Opening with Lena Cruz in top hat, white tie and tails and “The Diversity Tango”, this show is very 2019 – with Australia at its most openly racist since “We will decide who comes to this country and the circumstances in which they come”. (Almost 20 years ago, btw.)


Cruz also hits the high spots as Kim Jong Un, wondering why the f**k she’s speaking in broken English to two trembling North Korean generals who are obviously Caucasian, because she’s from the Philippines anyway and ... well, you have to see it. It’s very clever. Also shockingly smart is the show’s take on secular goddess Aung San Suu Kyi. You have to see that too.

With two women in this year’s show, the Revue is as close to parity as it’s ever likely to get, being a boys’ creation and all that. Helen Dallimore is the other female – unless being fashionably gender-blind means Drew Forsythe’s cruelly accurate Pauline Hanson is included – and Dallimore displays eye-popping versatility and hitherto hidden wickedness as Donald Trump and also as a range of media mavens in a segment of the ABC’s 7.30. In it, with the close collaboration of herself on split screens, she is simultaneously Leigh Sales, Ita Buttrose, Janet Albrechtsen, Bronwyn Bishop and an uncanny Laura Tingle.

Dallimore and Cruz are also wildly on point as Jacqui Lambie and Penny Wong doing in a sauna what the blokes do in the men’s dunny. (Don’t be grubby: men go to the dunny for bilateral talks of the peak bodies, and to get away from Jacquie Lambie and Penny Wong.) 

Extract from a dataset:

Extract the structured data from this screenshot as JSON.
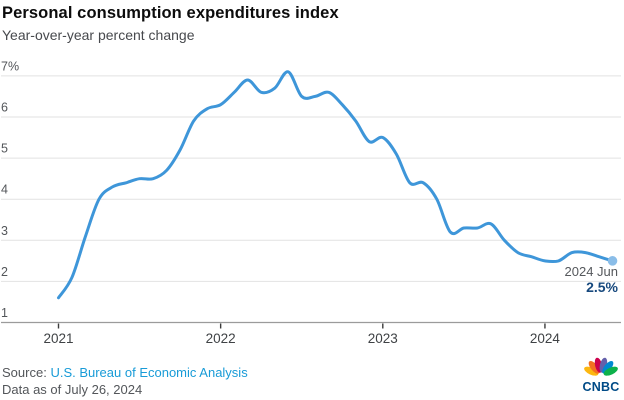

With Andrew Warboys dazzling on piano and occasionally helping out on stage, the other star among stars is Australia’s Simon Burke. He is remarkable – and remarkably silly – as Alan Jones, Tony Abbott, George Pell, Boris Johnson and Scott Morrison. Burke has splendid scripts to work with but his lack of vanity and ability to capture the horrible-hilarious essence of these men is breathtaking.


The set-pieces are also keenly wrought: an all-cast take from Hamilton skewers Donald Trump as never before, while Cabaret is taken back to its dark roots by Burke and Forsythe: shiver and laugh but don’t look away. Forsythe also delivers a gentle, ironic version of “Thanks For The Memory,” as Bob Hawke from inside the Pearly Gates. It’s one of the rare but fitting tender moments that make the Revue shows so much more than mere laff-fests. 

If you hang out each year for the Wharf Revue, you don’t need more encouragement. If you’ve yet to experience the unique creative team and on-stage stars of this 19-year-old phenomenon: what are you waiting for? Recommended without reservation.